From the Fig. 2, it can be observed that the proposed method has lower worst case recovery time by 25.05 and 11.36% for 250 number of requested nodes, by 19.24 and 13.9% for 500 number of requested nodes, by 20.16 and 22.63% for 750 number of requested nodes and by 20.75 and 22.86% for 1000 number of requested nodes when compared with random and cost effective.

From the Fig. 3, it can be observed that the proposed method has lower average recovery time by 33.33 and 18.18% for 250 number of requested nodes, by 26.66 and 14.28% for 500 number of requested nodes, by 21.05 and 11.11% for 750 number of requested nodes and by 20.4 and 8.69% for 1000 number of requested nodes when compared with random and cost effective dynamic data replication (Li et al.).

From the Fig. 4, it can be observed that the proposed method has lower recovery time after data corruption 20% by 33.33 and 18.18% for 250 number of requested nodes, by 46.15 and 57.14% for 500 number of requested nodes, by 44.44 and 35.29% for 750 number of requested nodes, but the proposed method has higher recovery time after data corruption 20% by same value and 8.69% for 1000 number of requested nodes when compared with random and cost effective dynamic data replication (Li et al.).

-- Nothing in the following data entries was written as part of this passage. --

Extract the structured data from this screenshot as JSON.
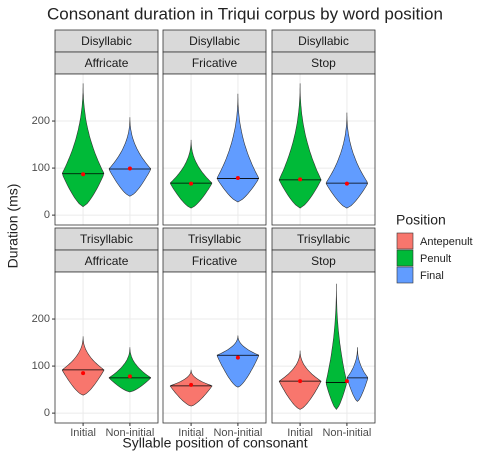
{
  "chart_data": {
    "type": "violin",
    "title": "Consonant duration in Triqui corpus by word position",
    "x_label": "Syllable position of consonant",
    "y_label": "Duration (ms)",
    "categories": [
      "Initial",
      "Non-initial"
    ],
    "ylim": [
      -21,
      300
    ],
    "yticks": [
      0,
      100,
      200
    ],
    "grid": true,
    "legend": {
      "title": "Position",
      "position": "right",
      "entries": [
        {
          "name": "Antepenult",
          "color": "#F8766D"
        },
        {
          "name": "Penult",
          "color": "#00BA38"
        },
        {
          "name": "Final",
          "color": "#619CFF"
        }
      ]
    },
    "mean_color": "#FF0000",
    "panels": [
      {
        "row_label": "Disyllabic",
        "col_label": "Affricate",
        "means": [
          87,
          99
        ],
        "violins": [
          {
            "category": 0,
            "group": 1,
            "min": 18,
            "max": 280,
            "median": 88
          },
          {
            "category": 1,
            "group": 2,
            "min": 40,
            "max": 208,
            "median": 98
          }
        ]
      },
      {
        "row_label": "Disyllabic",
        "col_label": "Fricative",
        "means": [
          67,
          79
        ],
        "violins": [
          {
            "category": 0,
            "group": 1,
            "min": 15,
            "max": 160,
            "median": 68
          },
          {
            "category": 1,
            "group": 2,
            "min": 28,
            "max": 258,
            "median": 78
          }
        ]
      },
      {
        "row_label": "Disyllabic",
        "col_label": "Stop",
        "means": [
          76,
          67
        ],
        "violins": [
          {
            "category": 0,
            "group": 1,
            "min": 15,
            "max": 280,
            "median": 75
          },
          {
            "category": 1,
            "group": 2,
            "min": 15,
            "max": 218,
            "median": 68
          }
        ]
      },
      {
        "row_label": "Trisyllabic",
        "col_label": "Affricate",
        "means": [
          85,
          78
        ],
        "violins": [
          {
            "category": 0,
            "group": 0,
            "min": 38,
            "max": 163,
            "median": 92
          },
          {
            "category": 1,
            "group": 1,
            "min": 45,
            "max": 140,
            "median": 75
          }
        ]
      },
      {
        "row_label": "Trisyllabic",
        "col_label": "Fricative",
        "means": [
          60,
          118
        ],
        "violins": [
          {
            "category": 0,
            "group": 0,
            "min": 15,
            "max": 92,
            "median": 58
          },
          {
            "category": 1,
            "group": 2,
            "min": 55,
            "max": 165,
            "median": 123
          }
        ]
      },
      {
        "row_label": "Trisyllabic",
        "col_label": "Stop",
        "means": [
          68,
          68
        ],
        "violins": [
          {
            "category": 0,
            "group": 0,
            "min": 8,
            "max": 133,
            "median": 68
          },
          {
            "category": 1,
            "group": 1,
            "min": 8,
            "max": 275,
            "median": 65
          },
          {
            "category": 1,
            "group": 2,
            "min": 25,
            "max": 140,
            "median": 75
          }
        ]
      }
    ]
  }
}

From the Fig. 5, it can be observed that the proposed method has lower recovery time after data corruption 40% by 15.38 and 28.57% for 250 number of requested nodes, by 40 and 58.82% for 500 number of requested nodes, by 47.61 and 40% for 750 number of requested nodes, but the proposed method has higher recovery time after data corruption 40% by 7.4 and 7.4% for 1000 number of requested nodes when compared with random and cost effective dynamic data replication (Li et al.).

4 Conclusion

In case of the cloud storage service, the integrity of data of the verification is a very critical issue. Here in this work, the organizing of public auditing requirements that contain function, security as well as the performance from many relevant kind of literature proposes the SDS method which is an optimization algorithm based on the interaction of agents. There is a high level description of the SDS shown as a social metaphor that demonstrates the procedures of SDS allocation of resources. This SDS algorithm will achieve an optimal solution to the problem of QADR. The cost of data replication and the QoS-aware data replicas are minimized. The results show that this proposed method has a lower average recovery time by about 33.33 and 18.18% for the 250 number of requested nodes, by about 26.66 and 14.28% for the 500 number of requested nodes, by about 21.05 and 11.11% for the 750 number of requested nodes and by about 20.4 and 8.69% for the 1000 number of requested nodes when duly compared with the random and the cost effective replication of dynamic data (Li et al.).